Benoît Vaillot : Assimiler Louis XIV à un étranger car sa mère serait espagnole et sa grand-mère autrichienne (alors qu’elle est en fait aussi espagnole) c’est une essentialisation des descendants d’immigrés comme étant éternellement étrangers en France. Effectivement, une partie des ancêtres du Roi Soleil peuvent être qualifiés d’immigrés car ils sont nés à l’étranger et venus en France. En revanche, le monarque est né en France, à Saint-Germain-en-Laye, de son père Louis XIII, lui-même né est à Fontainebleau, sur le territoire national. C’est un message très grave porté par le musée de l’histoire de l’immigration, car il sous-entend que lorsque l’on descend de parents immigrés, on reste et doit rester un étranger en France. À n’en pas douter, cette campagne publicitaire trahit le commissariat scientifique dont l’analyse historique est bien plus intelligente et intéréssante.

Quels sont les biais intellectuels et politiques dont est porteuse cette campagne ? 

Benoît Vaillot : Par volonté de combattre le discours raciste, ils adoptent eux-mêmes un discours raciste.
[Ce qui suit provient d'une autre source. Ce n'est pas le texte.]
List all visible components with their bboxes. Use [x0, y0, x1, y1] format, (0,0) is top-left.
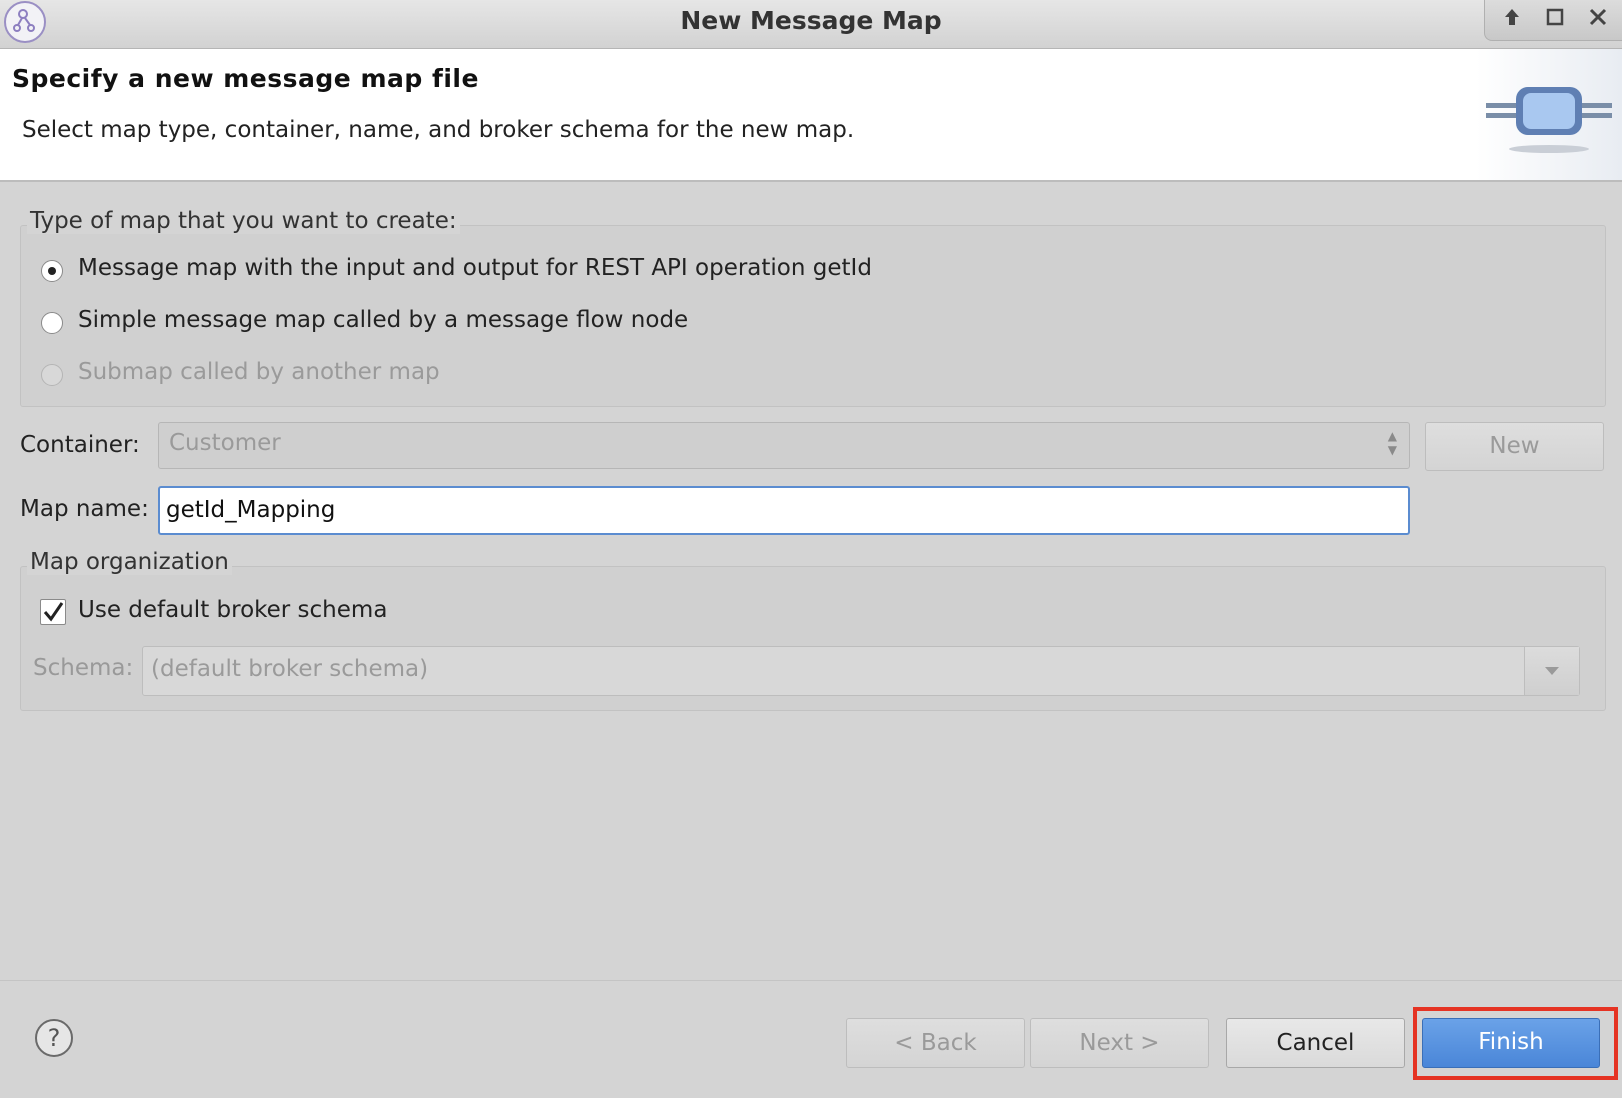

Pour dénoncer les fantasmes identitaires de la droite, une certaine idéologie qui se revendique de gauche convoque des propos essentialisants et racialistes. Cette campagne publicitaire, qui ne représente dans doute pas l’avis des scientifiques travaillant avec le musée de l’histoire de l’immigration, témoigne de l’identitarisme ethnique que l’on retrouve chez une partie de la gauche française qui se revendique antiraciste. Très récemment, Carole Delga nous a offert un exemple parfait. Elle considère l’immigration comme une richesse pour la France, comme de bien entendu en ne nous épargnant aucune idée creuse,  et essentialise Kylian Mbappé en le réduisant à un immigré, alors qu’il est né en France, d’au moins un parent français. En réalité, cela témoigne d’une perte de repères.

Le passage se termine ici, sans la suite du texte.